The report says investment capital flowing into renewable energy climbed from $80 billion in 2005 to a record $100 billion in 2006. As well, the renewable energy sector's growth "although still volatile ... is showing no sign of abating."
The report offers a host of reasons behind and insights into the world's newest gold rush, which saw investors pour $71 billion into companies and new sector opportunities in 2006, a 43% jump from 2005 (and up 158% over the last two years. The trend continues in 2007 with experts predicting investments of $85 billion this year).
And from the report itself:
As of March 2007, the money mobilised in the carbon fund sector totalled $11.8 billion (Figure 39), an increase of $4.7 billion (approx 50%) since September 2006. The addition of 12 new funds brings the total number of carbon funds to 58. The private sector has provided most of this capital, accounting for nearly 90% of the increase.
Carbon funds cover the full carbon value chain from compliance purchasing (government-backed funds buying carbon credits in order to meet compliance obligations under the Kyoto Protocol) through to intermediary trading (aggregating, brokering and managing risk between buyers and sellers) and project development.
The growth of investment in the sellside of the market highlights an important trend: more money is now flowing into the essential process of developing and commercialising Clean Development Mechanism (CDM) and Joint Implementation (JI) projects (85% of the new money raised), rather than simply being set aside for the purchase of credits as and when they are produced.

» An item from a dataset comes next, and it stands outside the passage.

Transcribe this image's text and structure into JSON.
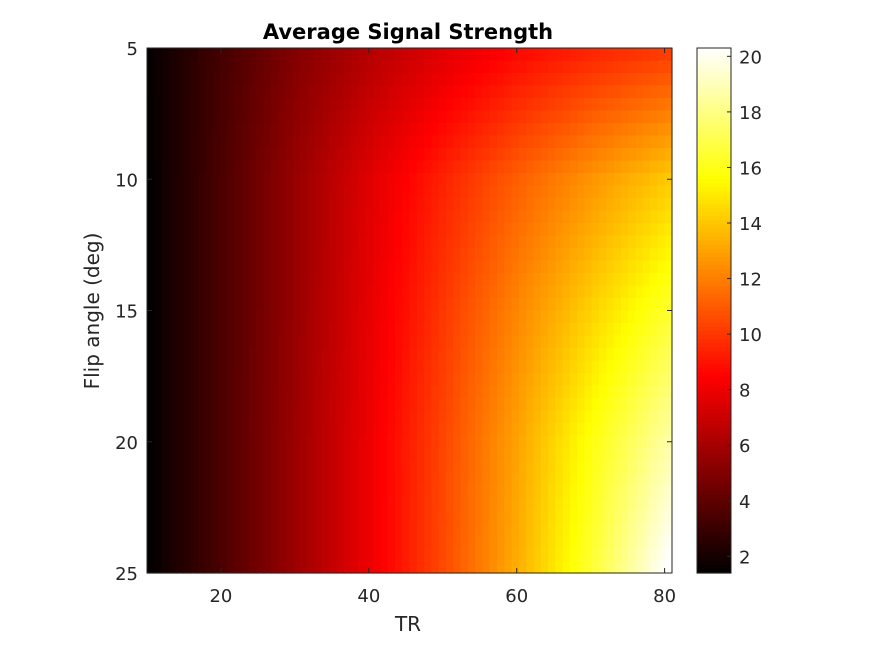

That means that less than half (42%) of the total money committed to the carbon markets is now for direct compliance purchasing,with the remaining amount (58%) being invested in developing the projects required to generate carbon credits. Although most of the money has recently flowed into the sell-side of the market, compliance buyers still dominate in terms of the numbers of funds.
Of the 58 funds currently in existence, 37 are compliance funds (up from 33 six months ago) with 21 involved in project development and intermediary trading (up from 18 six months ago).
It is estimated that a total of around $25 billion of carbon credits (at current prices) will be needed to meet compliance targets under the Kyoto Protocol and the EU Emissions Trading Scheme (EU ETS) by 2012. Of this, around $8 billion will be met through existing forward purchase contracts, leaving a further requirement of around $17 billion to meet targets to 2012.